Uzay çöplerinin artışı, ülkelerin gökyüzündeki faaliyetlerine zarar verebileceği uyarısını yapmıştır. Türksat Uydu Programları Direktörü Fatih Ayhan, potansiyel çarpışma risklerinin arttığını belirtmiştir. Ayrıca ortaya atılan bir teori olan ‘Kessler Sendromu’na göre, uzay aktiviteleri sonucunda artan uzay çöplerinin zincirleme bir etki yaratarak tüm uzay araçlarına zarar verebileceği düşünülmektedir. Bu durumun önlenmemesi halinde ciddi kazaların yaşanabileceği belirtilmektedir.
Uzay çöplerine karşı çözümler aranmaktadır. Türksat Uydu Programları Direktörü Fatih Ayhan, yörüngedeki nesnelerin takip edilmesinin önemini vurgulamıştır. Ayrıca uzay çöplerinin toplanması ve atmosferde yanmalarının sağlanması için teknolojilerin geliştirilmesi gerektiği de belirtilmiştir. Ülkelerin iş birliği yaparak uzay çöpleri sorununa çözüm üretmelerinin zorunluluk haline geldiği ifade edilmiştir.
Türkiye’nin uzay çöpleriyle mücadelede daha aktif rol alması gerektiği belirtilmektedir. Ayhan, radar ve teleskop sistemlerinin genişletilmesinin Türkiye’nin uzaydaki varlığını artıracağını belirtmiştir. Ayrıca uzay ajansları ve ülkeler arasında iş birliğinin artırılması ve uzay çöpleriyle ilgili veri paylaşımının önemine vurgu yapılmıştır. Uzay araçlarının güvenli bir şekilde yörüngeden çıkartılması için doğru sistemlerin kullanılması gerektiği üzerinde de durulmuştur.

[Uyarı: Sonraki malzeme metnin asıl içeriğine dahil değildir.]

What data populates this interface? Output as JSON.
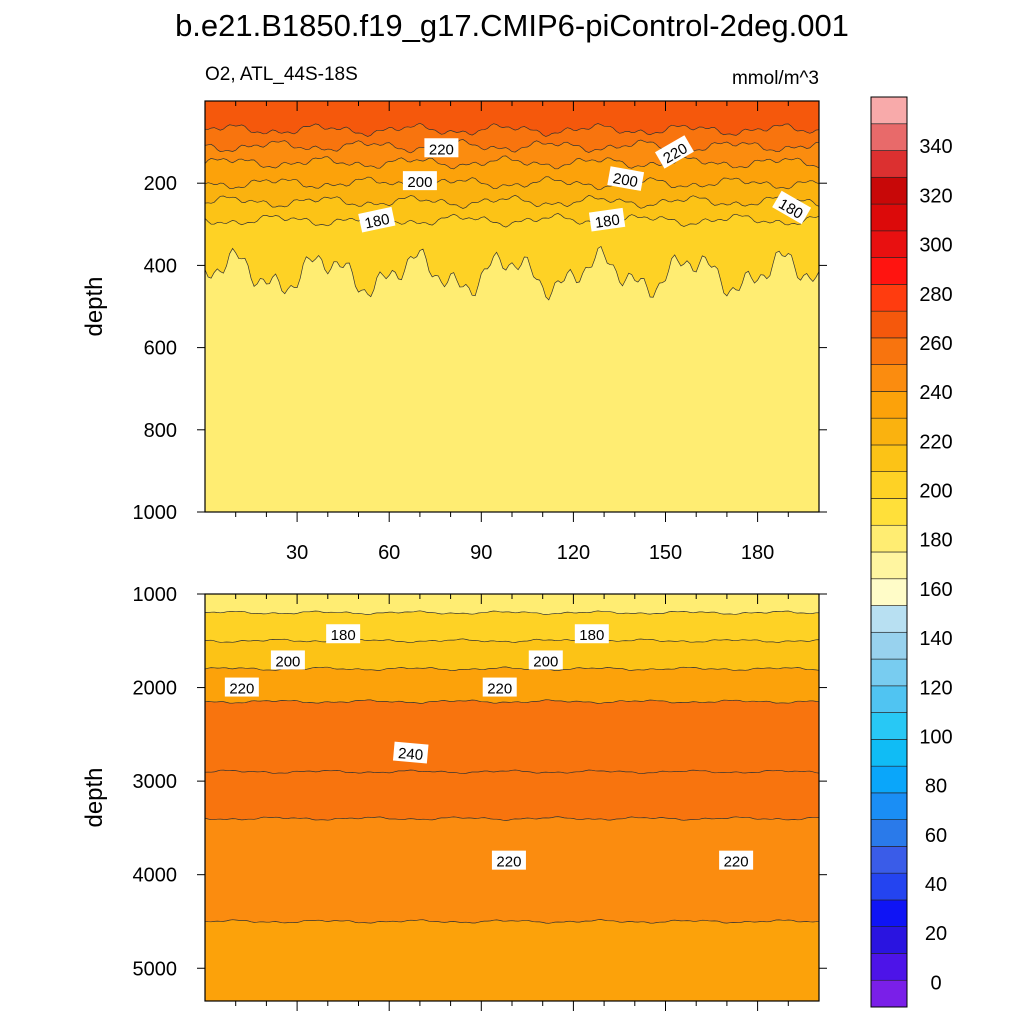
{
  "title": "b.e21.B1850.f19_g17.CMIP6-piControl-2deg.001",
  "variable_label": "O2, ATL_44S-18S",
  "units_label": "mmol/m^3",
  "chart_data": [
    {
      "type": "heatmap",
      "panel": "upper",
      "ylabel": "depth",
      "xlabel": "",
      "xlim": [
        0,
        200
      ],
      "ylim": [
        1000,
        0
      ],
      "xticks": [
        30,
        60,
        90,
        120,
        150,
        180
      ],
      "yticks": [
        200,
        400,
        600,
        800,
        1000
      ],
      "levels": [
        {
          "depth": 0,
          "value": 240
        },
        {
          "depth": 70,
          "value": 230
        },
        {
          "depth": 110,
          "value": 220
        },
        {
          "depth": 150,
          "value": 210
        },
        {
          "depth": 200,
          "value": 200
        },
        {
          "depth": 245,
          "value": 190
        },
        {
          "depth": 290,
          "value": 180
        },
        {
          "depth": 420,
          "value": 165
        }
      ],
      "contour_labels": [
        {
          "text": "220",
          "x": 77,
          "y": 115
        },
        {
          "text": "220",
          "x": 153,
          "y": 125,
          "rotate": -30
        },
        {
          "text": "200",
          "x": 70,
          "y": 195
        },
        {
          "text": "200",
          "x": 137,
          "y": 190,
          "rotate": 10
        },
        {
          "text": "180",
          "x": 56,
          "y": 290,
          "rotate": -12
        },
        {
          "text": "180",
          "x": 131,
          "y": 290,
          "rotate": -8
        },
        {
          "text": "180",
          "x": 191,
          "y": 260,
          "rotate": 30
        }
      ]
    },
    {
      "type": "heatmap",
      "panel": "lower",
      "ylabel": "depth",
      "xlabel": "",
      "xlim": [
        0,
        200
      ],
      "ylim": [
        5350,
        1000
      ],
      "yticks": [
        1000,
        2000,
        3000,
        4000,
        5000
      ],
      "levels": [
        {
          "depth": 1000,
          "value": 165
        },
        {
          "depth": 1200,
          "value": 180
        },
        {
          "depth": 1500,
          "value": 190
        },
        {
          "depth": 1800,
          "value": 210
        },
        {
          "depth": 2150,
          "value": 230
        },
        {
          "depth": 2900,
          "value": 230
        },
        {
          "depth": 3400,
          "value": 220
        },
        {
          "depth": 4500,
          "value": 210
        }
      ],
      "contour_labels": [
        {
          "text": "180",
          "x": 45,
          "y": 1430
        },
        {
          "text": "180",
          "x": 126,
          "y": 1430
        },
        {
          "text": "200",
          "x": 27,
          "y": 1710
        },
        {
          "text": "200",
          "x": 111,
          "y": 1710
        },
        {
          "text": "220",
          "x": 12,
          "y": 2000
        },
        {
          "text": "220",
          "x": 96,
          "y": 2000
        },
        {
          "text": "240",
          "x": 67,
          "y": 2700,
          "rotate": 5
        },
        {
          "text": "220",
          "x": 99,
          "y": 3850
        },
        {
          "text": "220",
          "x": 173,
          "y": 3850
        }
      ]
    },
    {
      "type": "colorbar",
      "min": -10,
      "max": 360,
      "step": 10,
      "tick_labels": [
        "0",
        "20",
        "40",
        "60",
        "80",
        "100",
        "120",
        "140",
        "160",
        "180",
        "200",
        "220",
        "240",
        "260",
        "280",
        "300",
        "320",
        "340"
      ],
      "colors": [
        "#7a1fe8",
        "#4d14e8",
        "#2a14e0",
        "#0f14f5",
        "#2444f0",
        "#3a5ce8",
        "#2a7aea",
        "#1a8ef5",
        "#0aa6fa",
        "#10bcf5",
        "#28c8f5",
        "#50c4f2",
        "#78ccf0",
        "#98d2ee",
        "#b8e0f2",
        "#fffcc8",
        "#fff5a0",
        "#ffed72",
        "#ffe03a",
        "#fed225",
        "#fcc316",
        "#fab20f",
        "#fca20a",
        "#fb8c0f",
        "#f8740e",
        "#f5580c",
        "#ff3c0f",
        "#ff1410",
        "#e81010",
        "#dc0a0a",
        "#c80808",
        "#dc3030",
        "#e86a6a",
        "#f8aaaa"
      ]
    }
  ]
}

Uzay çöpleri konusunda milli çözümler geliştirilmesinin Türkiye’ye birçok avantaj sağlayabileceği belirtilmektedir. Bilimsel, ekonomik, güvenlik ve çevresel alanlarda Türkiye’ye katkılar sağlayacak olan bu teknolojiler, aynı zamanda uluslararası rekabeti artıracak ve ihracat potansiyeli yaratacaktır. Yapılacak yatırımlar sayesinde Türkiye’nin teknolojik olarak gelişmesi ve stratejik öneme sahip olması hedeflenmektedir. Küresel arenada bu alanda aktif olmanın prestij ve diplomatik ilişkiler açısından da önemli olduğu vurgulanmaktadır.